What does it mean to involve all stakeholders in your board's response to the Truth and Reconciliation Commission Calls to Action? At the Keewatin-Patricia DSB (KPDSB), it meant inviting all employees to participate in a board-wide book study, offering an opportunity to learn, reflect and consider their own understanding of reconciliation.
Led by then-director Sean Monteith, employees were asked if they would like to join their colleagues in reading Canadian author Tanya Talaga's book, All Our Relations. Individual copies were purchased for each employee and participants were invited to take part in an evening book study, contribute their learning via social media platforms and share their thoughts through posed online questions.
Readers had two unique opportunities to meet with their fellow book study colleagues. First, the school board hosted four group discussions by geographic area. These evening gatherings were hosted at local restaurants where readers gathered to discuss the ideas in a non-academic setting. This relaxed, collegial atmosphere created an opportunity to freely examine one's own perceptions while learning from your colleagues. As the book study drew to a close, we were honoured to welcome the author, Tanya Talaga to an event in Dryden, Ontario. With readers gathered from throughout the school board, Talaga shared her thoughts and participated in a question and answer forum. Seeing employees from all sectors gathered together was a highlight of the book study as it emphasized the shared responsibility and collective efforts of working towards reconciliation.

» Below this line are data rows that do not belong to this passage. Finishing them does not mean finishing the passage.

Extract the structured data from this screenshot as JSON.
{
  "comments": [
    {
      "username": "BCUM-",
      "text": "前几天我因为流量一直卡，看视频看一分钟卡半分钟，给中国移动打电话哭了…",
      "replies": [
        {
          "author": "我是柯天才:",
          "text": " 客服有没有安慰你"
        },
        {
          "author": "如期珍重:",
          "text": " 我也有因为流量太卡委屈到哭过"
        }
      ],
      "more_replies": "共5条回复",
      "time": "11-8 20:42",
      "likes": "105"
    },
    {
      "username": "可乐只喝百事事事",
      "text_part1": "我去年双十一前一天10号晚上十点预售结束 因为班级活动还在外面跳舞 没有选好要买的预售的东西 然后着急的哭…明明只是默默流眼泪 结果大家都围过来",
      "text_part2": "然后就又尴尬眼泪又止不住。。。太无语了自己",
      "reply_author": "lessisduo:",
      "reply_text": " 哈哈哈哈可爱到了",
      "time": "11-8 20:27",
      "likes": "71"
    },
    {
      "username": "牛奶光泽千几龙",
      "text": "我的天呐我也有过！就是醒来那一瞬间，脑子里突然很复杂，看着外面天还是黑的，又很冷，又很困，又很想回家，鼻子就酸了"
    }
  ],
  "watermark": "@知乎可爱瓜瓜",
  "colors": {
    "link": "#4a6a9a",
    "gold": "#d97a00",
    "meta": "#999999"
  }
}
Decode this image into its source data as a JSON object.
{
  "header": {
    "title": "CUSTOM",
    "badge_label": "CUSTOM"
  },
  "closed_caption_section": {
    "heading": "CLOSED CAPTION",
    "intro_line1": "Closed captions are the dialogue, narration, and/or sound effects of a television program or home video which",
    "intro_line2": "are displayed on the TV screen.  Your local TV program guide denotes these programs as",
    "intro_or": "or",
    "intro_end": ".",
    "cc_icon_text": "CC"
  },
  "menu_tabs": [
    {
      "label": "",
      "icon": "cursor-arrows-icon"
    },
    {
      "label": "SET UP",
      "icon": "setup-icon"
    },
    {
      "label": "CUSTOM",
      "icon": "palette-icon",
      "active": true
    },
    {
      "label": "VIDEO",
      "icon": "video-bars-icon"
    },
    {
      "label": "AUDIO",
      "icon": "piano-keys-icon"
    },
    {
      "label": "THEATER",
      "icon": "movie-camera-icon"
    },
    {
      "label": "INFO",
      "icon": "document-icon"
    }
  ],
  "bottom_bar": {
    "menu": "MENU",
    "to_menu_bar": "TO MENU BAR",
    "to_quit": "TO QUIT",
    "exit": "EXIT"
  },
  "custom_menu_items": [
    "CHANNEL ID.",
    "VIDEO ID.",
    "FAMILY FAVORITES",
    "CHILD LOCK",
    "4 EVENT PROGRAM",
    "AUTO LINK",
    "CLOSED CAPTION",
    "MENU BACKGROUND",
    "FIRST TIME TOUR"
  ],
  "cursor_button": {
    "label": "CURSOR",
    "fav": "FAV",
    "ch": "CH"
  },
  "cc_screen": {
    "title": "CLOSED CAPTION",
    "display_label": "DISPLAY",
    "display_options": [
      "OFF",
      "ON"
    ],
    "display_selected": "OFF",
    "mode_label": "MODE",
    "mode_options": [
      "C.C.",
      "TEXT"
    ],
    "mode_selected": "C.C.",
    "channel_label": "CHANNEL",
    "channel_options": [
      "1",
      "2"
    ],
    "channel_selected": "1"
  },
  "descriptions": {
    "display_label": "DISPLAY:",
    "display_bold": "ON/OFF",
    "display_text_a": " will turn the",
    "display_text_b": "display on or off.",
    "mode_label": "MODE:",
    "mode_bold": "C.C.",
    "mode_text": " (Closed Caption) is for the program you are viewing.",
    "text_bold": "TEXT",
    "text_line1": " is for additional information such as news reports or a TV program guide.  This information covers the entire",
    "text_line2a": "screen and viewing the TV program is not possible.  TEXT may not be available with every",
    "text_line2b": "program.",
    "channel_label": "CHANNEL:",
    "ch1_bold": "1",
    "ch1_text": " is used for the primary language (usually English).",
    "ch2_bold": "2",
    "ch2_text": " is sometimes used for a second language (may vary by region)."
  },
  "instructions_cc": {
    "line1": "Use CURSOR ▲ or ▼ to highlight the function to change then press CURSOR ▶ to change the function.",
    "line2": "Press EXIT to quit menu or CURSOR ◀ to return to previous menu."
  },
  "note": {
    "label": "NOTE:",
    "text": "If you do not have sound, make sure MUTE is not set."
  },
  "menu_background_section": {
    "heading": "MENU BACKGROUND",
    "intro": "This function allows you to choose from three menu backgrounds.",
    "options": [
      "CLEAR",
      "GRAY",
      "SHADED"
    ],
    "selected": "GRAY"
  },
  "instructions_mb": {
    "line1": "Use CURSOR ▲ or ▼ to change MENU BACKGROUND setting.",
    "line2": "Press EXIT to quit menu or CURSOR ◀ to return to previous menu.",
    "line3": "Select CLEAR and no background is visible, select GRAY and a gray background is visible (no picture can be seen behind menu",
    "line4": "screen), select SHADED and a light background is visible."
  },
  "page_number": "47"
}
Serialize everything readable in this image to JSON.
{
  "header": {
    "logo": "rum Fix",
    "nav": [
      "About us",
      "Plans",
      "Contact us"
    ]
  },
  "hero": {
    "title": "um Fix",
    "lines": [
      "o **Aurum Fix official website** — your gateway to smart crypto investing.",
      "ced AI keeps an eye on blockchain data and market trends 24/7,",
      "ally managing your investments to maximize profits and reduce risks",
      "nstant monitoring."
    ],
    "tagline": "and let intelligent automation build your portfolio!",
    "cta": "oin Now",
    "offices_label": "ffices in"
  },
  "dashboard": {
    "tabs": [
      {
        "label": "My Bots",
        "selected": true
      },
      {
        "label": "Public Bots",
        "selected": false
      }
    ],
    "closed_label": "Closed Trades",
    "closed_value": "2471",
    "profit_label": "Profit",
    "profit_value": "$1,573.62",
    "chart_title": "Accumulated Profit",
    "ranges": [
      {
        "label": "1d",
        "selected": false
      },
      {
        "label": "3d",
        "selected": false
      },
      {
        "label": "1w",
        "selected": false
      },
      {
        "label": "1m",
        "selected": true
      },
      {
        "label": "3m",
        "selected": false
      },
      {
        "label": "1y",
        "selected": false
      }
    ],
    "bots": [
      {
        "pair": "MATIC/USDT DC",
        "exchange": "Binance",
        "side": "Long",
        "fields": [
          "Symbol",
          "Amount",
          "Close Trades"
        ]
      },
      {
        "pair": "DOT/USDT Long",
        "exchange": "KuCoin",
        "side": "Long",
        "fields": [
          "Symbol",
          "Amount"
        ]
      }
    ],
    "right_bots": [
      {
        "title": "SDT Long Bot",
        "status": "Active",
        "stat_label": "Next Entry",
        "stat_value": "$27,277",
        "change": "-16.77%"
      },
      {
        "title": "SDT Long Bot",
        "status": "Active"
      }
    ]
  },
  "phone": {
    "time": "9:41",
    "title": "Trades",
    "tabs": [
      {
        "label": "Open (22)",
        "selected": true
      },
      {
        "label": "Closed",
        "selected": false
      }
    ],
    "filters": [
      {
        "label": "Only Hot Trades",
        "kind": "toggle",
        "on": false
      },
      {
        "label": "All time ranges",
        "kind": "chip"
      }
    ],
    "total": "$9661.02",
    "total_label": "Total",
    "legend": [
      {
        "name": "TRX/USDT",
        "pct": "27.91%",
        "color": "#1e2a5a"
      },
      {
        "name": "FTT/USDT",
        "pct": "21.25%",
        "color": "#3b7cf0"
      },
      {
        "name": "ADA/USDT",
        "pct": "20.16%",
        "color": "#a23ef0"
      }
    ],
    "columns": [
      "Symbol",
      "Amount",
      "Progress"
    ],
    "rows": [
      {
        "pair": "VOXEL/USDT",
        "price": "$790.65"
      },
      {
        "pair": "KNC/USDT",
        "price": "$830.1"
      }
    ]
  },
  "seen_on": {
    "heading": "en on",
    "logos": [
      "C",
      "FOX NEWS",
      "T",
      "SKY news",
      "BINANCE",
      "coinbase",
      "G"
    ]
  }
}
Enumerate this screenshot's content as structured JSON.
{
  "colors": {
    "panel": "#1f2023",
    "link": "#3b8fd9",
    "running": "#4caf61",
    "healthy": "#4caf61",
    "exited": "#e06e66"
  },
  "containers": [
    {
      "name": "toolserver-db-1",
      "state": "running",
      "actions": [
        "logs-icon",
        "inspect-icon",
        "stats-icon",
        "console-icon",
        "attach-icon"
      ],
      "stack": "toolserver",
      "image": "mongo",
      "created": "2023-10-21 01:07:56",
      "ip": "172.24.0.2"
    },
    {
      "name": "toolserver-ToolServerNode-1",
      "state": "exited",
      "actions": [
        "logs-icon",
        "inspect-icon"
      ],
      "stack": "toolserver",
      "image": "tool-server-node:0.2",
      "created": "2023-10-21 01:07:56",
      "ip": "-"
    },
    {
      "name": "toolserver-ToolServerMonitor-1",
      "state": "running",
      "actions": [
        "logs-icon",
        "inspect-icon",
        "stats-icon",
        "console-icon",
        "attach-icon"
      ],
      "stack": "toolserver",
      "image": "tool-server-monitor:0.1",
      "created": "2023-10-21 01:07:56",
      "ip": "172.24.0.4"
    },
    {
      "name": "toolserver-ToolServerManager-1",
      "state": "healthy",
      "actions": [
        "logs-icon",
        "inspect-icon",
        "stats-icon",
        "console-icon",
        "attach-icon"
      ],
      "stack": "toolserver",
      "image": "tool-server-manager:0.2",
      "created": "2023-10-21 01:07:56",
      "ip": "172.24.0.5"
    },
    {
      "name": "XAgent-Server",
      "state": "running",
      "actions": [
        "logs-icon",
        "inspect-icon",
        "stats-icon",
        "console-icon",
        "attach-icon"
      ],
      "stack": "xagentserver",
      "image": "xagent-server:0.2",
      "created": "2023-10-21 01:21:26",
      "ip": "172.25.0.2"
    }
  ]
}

With more than 200 participants from all employee groups, KPDSB noted how individual staff members brought both a learning and sharing commitment. Open, honest conversations took place throughout the three months and many participants spoke of impromptu discussions that were spurred through their participation in the book study. Because all employee groups were represented, these conversations occurred between early childhood educators, administrators, educators, custodial staff, administrative assistants, office staff and the board's senior administration staff. Reflecting on the experience, our readers provided positive feedback, but this reflection encompassed both the goals of the book study and the emerging thoughts of all our readers' as the book study drew to a close:
If a subject is thought-provoking enough to inspire consideration, there is a significant chance that the road ahead is unclear. Reconciliation stirs up emotion and makes a person re-evaluate his or her beliefs. It makes them question what has gotten them to this point, and how from here, they will move forward. Sometimes it is difficult, for even the most genuine and thoughtful people, to examine and understand their feelings of guilt, anger, or apathy. For some, it is a struggle to identify the role that they will play, or without even realizing, the role that they currently play in finding the way forward. I believe we as educators are all looking for a solution, a better way, the right way. A way that will support all of the students and families that we love and support. For those who are open to finding a better way, "All Our Relations" has allowed us a snapshot into a haunting past. It has allowed the reader an opportunity for introspection. It challenges our community as educators to continue on our path forward, together.